Ekrana daha dikkatli baktım. "Daha önce görmedim."

Kaşları çatıldı. "Gördüğüm bir yüzü asla unutmam." Telefonu elimden alarak kanalın sayfasına tıkladı ve gözleriyle bilgilerini taradı. "İşte burada! ÖZOK Üniversitesi!"

Kaşlarımı kaldırarak ben de ekrana eğildim. "Oha, gerçekten de bizim okulda çocuk." Gözlerim abone sayısına kaydı, çocuğun 1 milyondan fazla takipçisi vardı. "Bir ünlüyle aynı okuldayım desene!" dedim sırıtarak. Okan'a döndüm. "Sende de ne hafıza varmış mübarek."

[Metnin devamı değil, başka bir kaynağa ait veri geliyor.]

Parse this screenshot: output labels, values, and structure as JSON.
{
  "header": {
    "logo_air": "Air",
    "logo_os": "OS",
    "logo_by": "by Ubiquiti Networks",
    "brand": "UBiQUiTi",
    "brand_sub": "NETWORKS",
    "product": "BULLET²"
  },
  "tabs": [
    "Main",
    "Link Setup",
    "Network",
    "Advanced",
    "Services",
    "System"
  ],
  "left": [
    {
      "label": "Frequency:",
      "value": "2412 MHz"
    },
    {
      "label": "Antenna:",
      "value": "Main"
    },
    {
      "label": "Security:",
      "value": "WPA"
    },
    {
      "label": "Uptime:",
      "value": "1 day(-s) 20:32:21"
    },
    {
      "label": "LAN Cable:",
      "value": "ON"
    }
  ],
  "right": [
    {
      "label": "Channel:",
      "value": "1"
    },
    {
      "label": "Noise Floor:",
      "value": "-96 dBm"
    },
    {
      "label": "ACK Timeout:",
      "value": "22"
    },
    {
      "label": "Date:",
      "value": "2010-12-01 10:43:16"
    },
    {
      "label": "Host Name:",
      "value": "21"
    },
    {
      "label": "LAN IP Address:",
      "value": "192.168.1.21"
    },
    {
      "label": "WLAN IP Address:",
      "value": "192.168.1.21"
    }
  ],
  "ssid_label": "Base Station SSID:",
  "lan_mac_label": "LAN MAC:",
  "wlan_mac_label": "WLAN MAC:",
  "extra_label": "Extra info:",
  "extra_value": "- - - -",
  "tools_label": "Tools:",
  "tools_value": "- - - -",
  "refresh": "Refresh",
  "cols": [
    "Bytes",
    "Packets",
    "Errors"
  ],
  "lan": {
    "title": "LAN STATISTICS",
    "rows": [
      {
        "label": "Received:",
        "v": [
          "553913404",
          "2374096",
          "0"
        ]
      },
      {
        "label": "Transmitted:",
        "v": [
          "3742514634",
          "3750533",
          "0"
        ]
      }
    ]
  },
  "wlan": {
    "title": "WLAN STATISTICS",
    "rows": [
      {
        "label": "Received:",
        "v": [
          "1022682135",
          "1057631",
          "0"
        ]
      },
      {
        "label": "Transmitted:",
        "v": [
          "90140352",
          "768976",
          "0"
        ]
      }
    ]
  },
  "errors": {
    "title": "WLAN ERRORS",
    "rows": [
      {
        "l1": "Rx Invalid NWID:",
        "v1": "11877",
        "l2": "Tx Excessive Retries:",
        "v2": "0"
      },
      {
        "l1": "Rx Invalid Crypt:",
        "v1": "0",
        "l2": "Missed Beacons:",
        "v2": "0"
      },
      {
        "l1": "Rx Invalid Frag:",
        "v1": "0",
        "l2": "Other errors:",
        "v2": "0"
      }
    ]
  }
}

Etleri marine etmeye geri döndüğümde Okan başka videolara bakınıyordu. Sonunda en kolay ve basit tarifi bulup onu uyguladık.

"Pişti sanırım." dedi Okan elini çenesine yaslayıp bir ressam edasıyla etlere bakarak. 

Bir tane alıp ona uzattım. "Tadına bak."

Kaşları çatıldı. "Sen niye bakmıyorsun?" dedi yüzünde beliren kuşkuyla.